Sexual abuse between siblings is thought to be the most common abuse within a family setting. A January 2021 report by Stuart Allardyce, Director at the Lucy Faithfull Foundation and Dr Peter Yates, lecturer and Programme Lead in Social Work at Edinburgh Napier University explores the issue.

Allardyce and Yates believe abuse by a child sibling is as much as three times as common as sexual abuse perpetrated by parent on a child.

It is thought the most common type of sibling sexual abuse is perpetrated by an older brother on a younger sister. It is believed that sibling sexual abuse is less likely to be disclosed than other forms of abuse and the effects of such may not appear until adulthood. The lack of disclosures is a worrying thought given the lack of disclosures of sexual abuse as a whole.

Research suggests that siblings perpetrating the abuse are likely themselves to have been a victim of sexual abuse at some stage in their life. When sibling abuse occurs it is both the perpetrator and victim that suffer harm however due to the acts carried out by the perpetrating child it can result in different and possibly confusing responses by parents and professionals.

It is believed that when working with families where there has been sibling sexual abuse, the work must go beyond looking at how the parents look after the child; the work must delve into the needs of each child and the way in which individuals within the family interact.

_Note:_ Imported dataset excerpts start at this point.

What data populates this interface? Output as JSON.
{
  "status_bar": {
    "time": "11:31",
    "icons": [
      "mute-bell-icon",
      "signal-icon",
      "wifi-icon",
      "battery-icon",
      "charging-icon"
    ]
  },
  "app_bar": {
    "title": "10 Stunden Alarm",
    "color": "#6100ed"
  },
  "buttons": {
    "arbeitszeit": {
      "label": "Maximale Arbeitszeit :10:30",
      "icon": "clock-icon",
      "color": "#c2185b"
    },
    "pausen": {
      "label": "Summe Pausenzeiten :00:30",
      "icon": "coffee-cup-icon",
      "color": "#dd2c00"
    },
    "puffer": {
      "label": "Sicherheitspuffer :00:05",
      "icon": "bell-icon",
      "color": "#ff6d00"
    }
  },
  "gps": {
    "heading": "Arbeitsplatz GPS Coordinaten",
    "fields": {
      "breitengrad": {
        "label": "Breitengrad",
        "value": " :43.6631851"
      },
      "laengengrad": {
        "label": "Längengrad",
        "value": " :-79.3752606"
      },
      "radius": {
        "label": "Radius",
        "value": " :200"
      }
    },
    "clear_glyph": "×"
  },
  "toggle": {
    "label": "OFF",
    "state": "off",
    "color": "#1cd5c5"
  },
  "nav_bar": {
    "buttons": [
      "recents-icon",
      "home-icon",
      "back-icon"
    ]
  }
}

There are three types of sibling sexual behaviour;

  • Normative sexual interactions – this is behaviour which is expected and comes within developmental norms
  • Inappropriate/problematic sexual behaviour – this is the behaviour which forms outside developmental norms and may cause harm to the children involved
  • Sibling sexual abuse – behaviour that causes harm and involves sexually abusive behaviour with violence.

It is believed that the majority of sibling sexual abuse that occurs is in families unknown to social services and therefore, a greater public recognition of the issue is needed to prevent this form of abuse.

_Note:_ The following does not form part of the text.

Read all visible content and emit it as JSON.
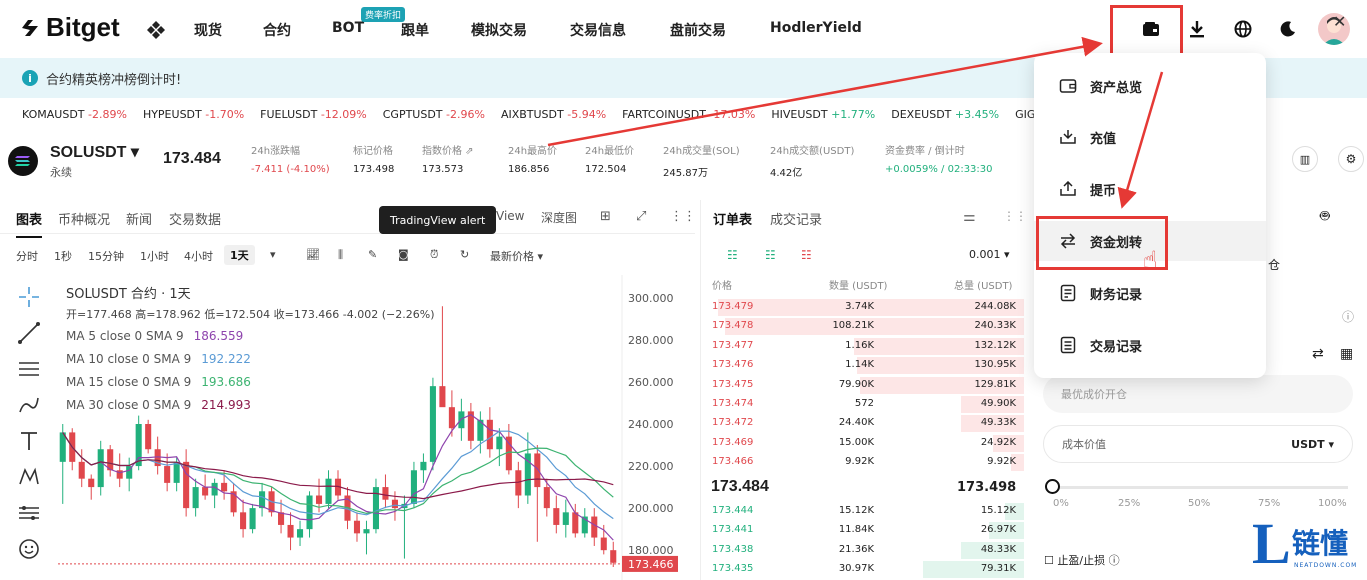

The report suggests that greater availability of resources to parents would significantly assist parents in differentiating  in what is normal and atypical sexual development in childhood in comparison to behaviour which could be a consequence of abuse.

The report also suggests sex education in schools should also include the topic of sibling abuse so a child can be self-aware of behaviours that occur within the family which might be abusive.